Nabuco pregava que as escolas deveriam ser mistas, num tempo que no geral a educação para mulheres restringia-se ao estudo do francês – para um bom casamento – e prendas domésticas – para serem boas esposas. Diz ele: “Para as escolas mistas das quais se diz mais vantagens que inconvenientes, enquanto na França são julgadas perigosas para os costumes e insuficientes para a educação (ver o livro l’École de Jules Simon)”.  Para ele esse preconceito estava ligado à índole latina e a religião.

Outra observação referindo-se especificamente aos Estados Unidos: “Para um assunto que nos interessa as escolas de homens de cor, escolas que tanto desenvolvimento teve depois da guerra que representam tão interessante papel na transição da escravidão para a liberdade.”

QUEM TEM PADRINHO NÃO MORRE PAGÃO

Não, Joaquim Nabuco não conseguiu o cargo que imaginou. Teve que vender o Engenho da Serraria – que tinha herdado da madrinha Rosa – para com esse dinheiro percorrer a Europa por um ano.
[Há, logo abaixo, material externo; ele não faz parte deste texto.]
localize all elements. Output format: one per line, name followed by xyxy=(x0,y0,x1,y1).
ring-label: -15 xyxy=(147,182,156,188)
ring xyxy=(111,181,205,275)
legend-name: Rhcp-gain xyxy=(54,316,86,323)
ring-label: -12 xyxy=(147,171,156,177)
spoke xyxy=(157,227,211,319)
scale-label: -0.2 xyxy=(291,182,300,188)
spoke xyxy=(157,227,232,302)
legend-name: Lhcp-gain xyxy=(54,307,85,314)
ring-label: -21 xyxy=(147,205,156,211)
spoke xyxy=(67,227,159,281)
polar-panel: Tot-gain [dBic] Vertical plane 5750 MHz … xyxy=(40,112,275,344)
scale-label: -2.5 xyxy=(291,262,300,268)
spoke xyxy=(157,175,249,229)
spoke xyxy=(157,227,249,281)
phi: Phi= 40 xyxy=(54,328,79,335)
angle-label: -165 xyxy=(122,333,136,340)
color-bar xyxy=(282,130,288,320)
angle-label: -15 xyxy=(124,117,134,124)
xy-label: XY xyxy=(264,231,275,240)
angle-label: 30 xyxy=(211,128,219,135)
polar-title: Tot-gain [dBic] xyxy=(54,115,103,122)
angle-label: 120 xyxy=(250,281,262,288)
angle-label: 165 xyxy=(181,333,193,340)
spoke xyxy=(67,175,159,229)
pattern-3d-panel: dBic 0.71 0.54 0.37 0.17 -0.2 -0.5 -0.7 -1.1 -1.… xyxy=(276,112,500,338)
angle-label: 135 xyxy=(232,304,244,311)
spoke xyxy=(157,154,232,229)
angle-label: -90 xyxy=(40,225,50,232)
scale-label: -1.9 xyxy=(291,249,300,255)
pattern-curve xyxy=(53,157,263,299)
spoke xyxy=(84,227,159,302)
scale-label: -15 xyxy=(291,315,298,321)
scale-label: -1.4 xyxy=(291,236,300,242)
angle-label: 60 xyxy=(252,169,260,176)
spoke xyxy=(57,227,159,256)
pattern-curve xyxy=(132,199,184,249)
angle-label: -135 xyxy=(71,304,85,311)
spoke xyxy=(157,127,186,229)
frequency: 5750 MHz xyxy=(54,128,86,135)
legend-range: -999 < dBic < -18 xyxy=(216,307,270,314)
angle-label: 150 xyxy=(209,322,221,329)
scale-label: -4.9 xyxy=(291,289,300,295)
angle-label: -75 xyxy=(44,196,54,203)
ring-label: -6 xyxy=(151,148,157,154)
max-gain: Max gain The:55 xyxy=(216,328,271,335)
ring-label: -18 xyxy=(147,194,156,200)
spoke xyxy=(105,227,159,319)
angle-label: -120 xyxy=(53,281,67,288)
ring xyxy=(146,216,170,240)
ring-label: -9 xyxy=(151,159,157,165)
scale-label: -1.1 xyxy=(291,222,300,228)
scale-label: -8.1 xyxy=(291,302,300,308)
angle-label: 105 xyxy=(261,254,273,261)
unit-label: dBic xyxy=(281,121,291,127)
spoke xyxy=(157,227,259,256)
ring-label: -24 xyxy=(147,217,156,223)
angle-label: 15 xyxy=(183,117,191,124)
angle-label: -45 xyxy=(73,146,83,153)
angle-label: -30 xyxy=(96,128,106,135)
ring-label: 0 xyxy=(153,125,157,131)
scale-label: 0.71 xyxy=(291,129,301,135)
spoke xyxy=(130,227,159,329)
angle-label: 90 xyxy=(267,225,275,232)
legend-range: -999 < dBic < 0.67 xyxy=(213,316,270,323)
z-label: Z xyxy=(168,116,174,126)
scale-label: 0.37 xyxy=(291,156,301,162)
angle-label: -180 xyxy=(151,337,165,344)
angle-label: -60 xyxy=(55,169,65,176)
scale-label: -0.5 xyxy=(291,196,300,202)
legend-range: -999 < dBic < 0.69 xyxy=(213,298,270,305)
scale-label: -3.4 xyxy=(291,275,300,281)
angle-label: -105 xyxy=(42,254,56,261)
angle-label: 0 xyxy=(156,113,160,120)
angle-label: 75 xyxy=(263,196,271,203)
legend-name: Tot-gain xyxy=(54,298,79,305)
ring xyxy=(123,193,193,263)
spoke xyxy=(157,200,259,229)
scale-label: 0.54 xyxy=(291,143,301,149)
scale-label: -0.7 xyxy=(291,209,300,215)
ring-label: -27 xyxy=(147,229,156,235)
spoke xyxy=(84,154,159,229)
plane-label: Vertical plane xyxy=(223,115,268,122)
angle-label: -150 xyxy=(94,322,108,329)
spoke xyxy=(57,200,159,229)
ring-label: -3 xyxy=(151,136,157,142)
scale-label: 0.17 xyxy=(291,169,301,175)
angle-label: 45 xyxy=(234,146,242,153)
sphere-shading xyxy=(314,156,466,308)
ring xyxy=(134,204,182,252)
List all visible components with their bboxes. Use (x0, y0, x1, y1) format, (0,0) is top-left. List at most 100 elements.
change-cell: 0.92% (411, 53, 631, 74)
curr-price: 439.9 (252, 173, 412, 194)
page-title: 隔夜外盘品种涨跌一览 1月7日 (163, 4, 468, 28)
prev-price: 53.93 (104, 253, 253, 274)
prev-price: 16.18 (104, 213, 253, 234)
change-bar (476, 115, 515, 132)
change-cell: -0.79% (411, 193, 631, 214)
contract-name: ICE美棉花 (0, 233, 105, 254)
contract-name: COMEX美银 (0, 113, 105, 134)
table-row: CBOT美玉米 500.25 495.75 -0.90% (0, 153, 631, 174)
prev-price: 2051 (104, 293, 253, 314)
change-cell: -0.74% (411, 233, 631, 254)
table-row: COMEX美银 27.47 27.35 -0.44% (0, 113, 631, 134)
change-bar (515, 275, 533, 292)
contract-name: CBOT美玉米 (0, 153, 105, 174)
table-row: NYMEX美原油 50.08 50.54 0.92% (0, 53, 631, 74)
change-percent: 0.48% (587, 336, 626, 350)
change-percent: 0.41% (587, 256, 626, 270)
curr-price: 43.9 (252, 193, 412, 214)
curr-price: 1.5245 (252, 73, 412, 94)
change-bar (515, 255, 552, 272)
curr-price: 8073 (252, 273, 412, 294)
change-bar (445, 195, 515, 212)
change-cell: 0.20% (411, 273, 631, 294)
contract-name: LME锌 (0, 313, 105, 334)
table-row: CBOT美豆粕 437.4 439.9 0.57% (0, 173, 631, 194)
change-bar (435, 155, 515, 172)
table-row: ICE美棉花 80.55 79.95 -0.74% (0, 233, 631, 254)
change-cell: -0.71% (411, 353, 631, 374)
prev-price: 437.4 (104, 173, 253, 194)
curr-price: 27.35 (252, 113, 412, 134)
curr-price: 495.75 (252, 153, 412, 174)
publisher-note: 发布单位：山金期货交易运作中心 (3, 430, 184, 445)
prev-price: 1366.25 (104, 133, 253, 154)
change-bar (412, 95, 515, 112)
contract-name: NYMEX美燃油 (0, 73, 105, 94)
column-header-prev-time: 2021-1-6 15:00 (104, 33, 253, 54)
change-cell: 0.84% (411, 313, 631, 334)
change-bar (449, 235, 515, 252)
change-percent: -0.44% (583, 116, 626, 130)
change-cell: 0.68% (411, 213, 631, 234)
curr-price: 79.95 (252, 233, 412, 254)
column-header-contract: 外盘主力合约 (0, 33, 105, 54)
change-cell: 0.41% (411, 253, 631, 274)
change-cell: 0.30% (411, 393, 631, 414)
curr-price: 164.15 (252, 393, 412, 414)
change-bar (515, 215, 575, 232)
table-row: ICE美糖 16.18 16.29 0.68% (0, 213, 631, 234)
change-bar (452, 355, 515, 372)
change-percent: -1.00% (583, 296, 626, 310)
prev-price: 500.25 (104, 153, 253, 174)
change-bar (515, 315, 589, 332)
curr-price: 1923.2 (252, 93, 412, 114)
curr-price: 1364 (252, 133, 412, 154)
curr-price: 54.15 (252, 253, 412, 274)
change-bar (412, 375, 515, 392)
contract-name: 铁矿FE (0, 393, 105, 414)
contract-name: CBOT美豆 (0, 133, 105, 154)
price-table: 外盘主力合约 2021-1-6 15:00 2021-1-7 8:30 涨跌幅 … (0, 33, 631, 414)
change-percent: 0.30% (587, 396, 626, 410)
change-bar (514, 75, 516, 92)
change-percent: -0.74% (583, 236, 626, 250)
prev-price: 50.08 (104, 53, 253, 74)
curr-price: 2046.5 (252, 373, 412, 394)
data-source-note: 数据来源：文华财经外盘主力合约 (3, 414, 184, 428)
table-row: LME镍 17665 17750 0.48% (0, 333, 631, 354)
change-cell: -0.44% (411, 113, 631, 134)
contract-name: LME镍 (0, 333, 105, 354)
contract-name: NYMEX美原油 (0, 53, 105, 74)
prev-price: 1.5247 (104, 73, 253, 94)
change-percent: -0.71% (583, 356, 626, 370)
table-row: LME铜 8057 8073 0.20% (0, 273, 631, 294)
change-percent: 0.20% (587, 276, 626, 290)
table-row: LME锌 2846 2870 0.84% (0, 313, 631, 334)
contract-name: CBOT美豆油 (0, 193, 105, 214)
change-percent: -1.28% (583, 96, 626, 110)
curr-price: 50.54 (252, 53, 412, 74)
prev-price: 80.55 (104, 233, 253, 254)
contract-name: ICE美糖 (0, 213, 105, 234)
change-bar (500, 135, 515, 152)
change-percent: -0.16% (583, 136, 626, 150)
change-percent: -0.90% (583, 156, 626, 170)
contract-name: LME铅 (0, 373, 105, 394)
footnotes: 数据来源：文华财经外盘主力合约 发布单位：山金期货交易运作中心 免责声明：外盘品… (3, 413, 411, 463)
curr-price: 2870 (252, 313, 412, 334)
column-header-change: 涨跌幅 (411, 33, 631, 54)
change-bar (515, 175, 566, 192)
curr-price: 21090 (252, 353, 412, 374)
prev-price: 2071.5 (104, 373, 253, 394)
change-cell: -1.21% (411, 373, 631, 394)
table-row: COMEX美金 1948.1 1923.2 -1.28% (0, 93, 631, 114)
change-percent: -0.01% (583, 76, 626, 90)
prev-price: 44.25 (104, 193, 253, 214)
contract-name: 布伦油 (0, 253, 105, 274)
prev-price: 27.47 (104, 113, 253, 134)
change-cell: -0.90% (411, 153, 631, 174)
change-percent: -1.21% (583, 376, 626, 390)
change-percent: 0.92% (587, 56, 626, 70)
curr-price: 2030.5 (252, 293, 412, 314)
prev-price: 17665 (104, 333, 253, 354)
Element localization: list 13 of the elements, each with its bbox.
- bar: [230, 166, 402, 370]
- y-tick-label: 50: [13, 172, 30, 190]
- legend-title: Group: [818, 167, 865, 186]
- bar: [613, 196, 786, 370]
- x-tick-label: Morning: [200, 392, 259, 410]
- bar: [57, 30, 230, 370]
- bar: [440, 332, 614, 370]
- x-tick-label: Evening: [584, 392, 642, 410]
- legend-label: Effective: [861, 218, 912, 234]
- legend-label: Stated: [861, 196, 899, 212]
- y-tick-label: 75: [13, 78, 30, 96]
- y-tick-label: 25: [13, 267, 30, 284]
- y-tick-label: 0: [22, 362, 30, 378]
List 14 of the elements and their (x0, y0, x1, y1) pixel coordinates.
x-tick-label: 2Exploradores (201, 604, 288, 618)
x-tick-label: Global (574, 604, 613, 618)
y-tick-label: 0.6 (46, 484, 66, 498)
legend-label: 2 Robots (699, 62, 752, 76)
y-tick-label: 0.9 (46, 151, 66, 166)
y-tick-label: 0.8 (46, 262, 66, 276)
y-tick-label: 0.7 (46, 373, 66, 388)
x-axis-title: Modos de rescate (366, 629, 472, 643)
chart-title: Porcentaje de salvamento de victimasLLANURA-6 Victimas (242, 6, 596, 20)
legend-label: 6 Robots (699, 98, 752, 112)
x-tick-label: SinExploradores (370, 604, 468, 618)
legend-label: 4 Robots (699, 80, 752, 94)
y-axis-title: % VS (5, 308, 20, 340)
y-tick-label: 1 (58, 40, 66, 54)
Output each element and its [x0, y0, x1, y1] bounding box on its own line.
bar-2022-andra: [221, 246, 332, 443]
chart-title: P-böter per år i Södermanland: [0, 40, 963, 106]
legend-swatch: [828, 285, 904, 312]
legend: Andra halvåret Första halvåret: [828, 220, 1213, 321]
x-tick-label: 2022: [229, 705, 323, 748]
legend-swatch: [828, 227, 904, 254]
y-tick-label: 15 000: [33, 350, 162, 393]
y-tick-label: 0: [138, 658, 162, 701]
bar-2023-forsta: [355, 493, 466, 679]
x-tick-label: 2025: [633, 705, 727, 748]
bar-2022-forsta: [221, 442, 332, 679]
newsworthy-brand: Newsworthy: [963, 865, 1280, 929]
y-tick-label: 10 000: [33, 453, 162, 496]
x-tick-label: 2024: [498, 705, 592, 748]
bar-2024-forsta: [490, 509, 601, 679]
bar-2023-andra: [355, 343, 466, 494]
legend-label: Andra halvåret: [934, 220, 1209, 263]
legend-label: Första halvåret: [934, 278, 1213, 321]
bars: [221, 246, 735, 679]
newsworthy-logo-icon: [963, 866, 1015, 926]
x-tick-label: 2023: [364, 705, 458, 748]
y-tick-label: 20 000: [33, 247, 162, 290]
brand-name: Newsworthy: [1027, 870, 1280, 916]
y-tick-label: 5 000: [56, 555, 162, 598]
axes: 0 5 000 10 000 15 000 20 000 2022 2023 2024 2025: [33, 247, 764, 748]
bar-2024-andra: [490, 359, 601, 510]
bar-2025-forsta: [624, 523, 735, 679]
É razoável se pensar que Joaquim Nabuco não conseguiu seu cargo de ‘comissário’ da educação imperial por razões burocráticas. E que também tenha se decepcionado com o fracasso de seu pedido porque nada fez sobre o planejamento contido nessas duas cartas na sua viajem de 1873 e nada de específico que pensou registrou nos seus escritos posteriores.

Mas o ‘espírito’ das cartas ficou. Tanto que dois anos depois de regressar desta viagem, em 1876, ele foi nomeado ‘adido de primeira classe’ junto a legação brasileira nos Estados Unidos. Justamente seu objetivo final contido no teor das cartas. Por isto, hoje elas representam não só um documento, mas uma ‘joia’ tal como fosse feita de ouro e diamantes.

Para atingir sua meta teve ajuda paterna. Afirmo isto porque na última dessas cartas Nabuco se despede do Barão Homem de Mello citando toda admiração pelo pai, que depois foi sua inspiração para a obra prima ‘Um Estadista do Império”.

“Tomei o dia de hoje para responder-lhe e envio-lhe esta por meu pai, com quem lhe peço que se entenda sobre tudo que me disser respeito: como ele pensar pensarei eu.”